The Nineties French street culture classic “La Haine” got Ben Taverniti’s mind ticking for fall, as a film that had marked him in his youth. But in a season where men’s wear is taking a reality check, the collection, by extension, also reflected his own look (read layered-up silhouettes hooked on a baggy pants, hoodie and bomber combo).
Taverniti even used his personal inkings — including a skull-and-crossbones design on his back and the Unravel logo’s broken white lines tattooed on his hand — to embellish the collection, in embroidered motifs on the backs and sleeves of garments, say.
And seeing as the designer likes to go about life without being too laden down, there were pockets absolutely everywhere — from one big enough to hold a Mac book on the back of a distressed washed nylon bomber to 18 utilitarian 3-D patch pockets running up the leg of a drop-crotch cargo short.

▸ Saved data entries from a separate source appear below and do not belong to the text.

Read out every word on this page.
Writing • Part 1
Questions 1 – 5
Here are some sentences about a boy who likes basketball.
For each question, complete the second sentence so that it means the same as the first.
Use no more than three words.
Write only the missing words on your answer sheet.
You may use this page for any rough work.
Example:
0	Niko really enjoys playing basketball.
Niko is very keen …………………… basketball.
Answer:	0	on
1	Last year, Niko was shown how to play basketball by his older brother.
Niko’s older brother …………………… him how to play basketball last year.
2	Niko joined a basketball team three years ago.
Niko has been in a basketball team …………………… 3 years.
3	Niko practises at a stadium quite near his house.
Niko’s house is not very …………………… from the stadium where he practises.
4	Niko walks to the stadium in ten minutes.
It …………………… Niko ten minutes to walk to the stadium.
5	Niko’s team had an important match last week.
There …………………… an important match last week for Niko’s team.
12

Silhouettes were worked in heavy fabrics, enhancing the layered look and creating new volumes. “The tops are all oversized but chopped shorter, redefining the proportion of your closet essentials,” the designer said.
The majority of the pieces were reversible, including a bomber that transforms into a zipper hoodie, with Taverniti playing on fabric contrasts “to give the feeling of luxury on the inside; I like the laid-back look with hidden luxury.”
Following the same line of thought, the women’s pre-fall included reversible oversized sweatshirts with one side in silk; black dresses in a devoré velvet camouflage motif; Nineties-style baggies, and a deep purple velvet cape masquerading as a bomber.